Edge-Driven Industrial Computing Power Networks: Digital Twin-Empowered Service Provisioning by Hybrid Soft Actor-Critic
Long Zhang, Deng-Ao Song, Hongliang Zhang, Ni Tian, Zirui Zhuang, Dusit Niyato, Zhu Han
Abstract
With the proliferation of data-intensive industrial applications, the collaboration of computing powers among standalone edge servers is vital to provision such services for smart devices. In this paper, we propose an edge-driven industrial computing power network (CPN) by orchestrating the computing and network resources of edge servers through the centralized resource scheduling and decentralized task computing. However, efficient task offloading and collaborative processing is challenging, which requires higher degrees of network automation and intelligence. Therefore, we incorporate digital twins (DTs) into the edge-driven CPN architecture, where the DTs are created as the digital replicas to assist both the computation offloading and collaborative processing. A joint optimization problem of the computing power assignment, service association, task partition, and transmit power control is formulated for maximizing the system average weighted utility.
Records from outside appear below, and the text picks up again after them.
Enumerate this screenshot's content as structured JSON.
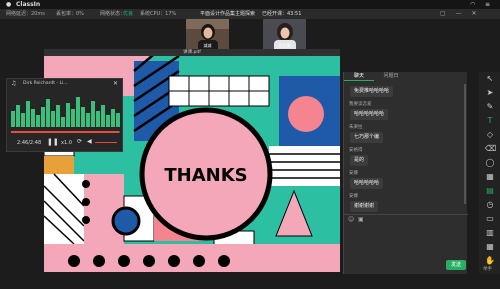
{
  "menubar": {
    "apple": "",
    "app_name": "ClassIn"
  },
  "statusbar": {
    "latency": "网络延迟：20ms",
    "packet_loss": "丢包率：0%",
    "net_status_label": "网络状态：",
    "net_status_value": "优良",
    "cpu": "系统CPU：17%",
    "class_title": "平面设计作品集主题探索",
    "elapsed": "已经开课：43:51"
  },
  "cameras": [
    {
      "name": "减减"
    },
    {
      "name": "吕艾美"
    }
  ],
  "document": {
    "title": "讲课.pdf",
    "center_text": "THANKS"
  },
  "music_player": {
    "track": "Dirk Reichardt - Li...",
    "time": "2:46/2:48",
    "speed": "x1.0",
    "progress_fraction": 0.99
  },
  "chat": {
    "tabs": [
      "聊天",
      "问题日"
    ],
    "messages": [
      {
        "name": "",
        "text": "免费推哈哈哈哈"
      },
      {
        "name": "我要读恋爱",
        "text": "哈哈哈哈哈哈"
      },
      {
        "name": "朱楽拉",
        "text": "七巧那个编"
      },
      {
        "name": "安格得",
        "text": "是的"
      },
      {
        "name": "安娜",
        "text": "哈哈哈哈哈"
      },
      {
        "name": "安娜",
        "text": "谢谢谢谢"
      }
    ],
    "send_label": "发送"
  },
  "toolbar": {
    "items": [
      "arrow-icon",
      "pointer-icon",
      "pen-icon",
      "text-icon",
      "eraser-icon",
      "trash-icon",
      "shapes-icon",
      "image-icon",
      "chat-icon",
      "timer-icon",
      "save-icon",
      "toolbox-icon",
      "calendar-icon",
      "raise-hand-icon"
    ],
    "raise_hand_label": "举手"
  },
  "colors": {
    "accent_green": "#27ae60",
    "slide_teal": "#2dbfa1",
    "slide_pink": "#f4a7b9",
    "slide_blue": "#1e5aa8"
  }
}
Due to the temporal-spatial variability of tasks and the resulted dynamic environment, we transform the original problem as a Markov decision process aiming at maximizing the long-term average weighted utility. To efficiently handle the high-dimensional discrete-continuous action space, a hybrid soft actor-critic based deep reinforcement learning algorithm is developed for optimizing the joint design. Simulation results validate the superiority of our proposed algorithm over the benchmarks, showing the significant gains obtained by integrating DTs into the edge-driven CPN.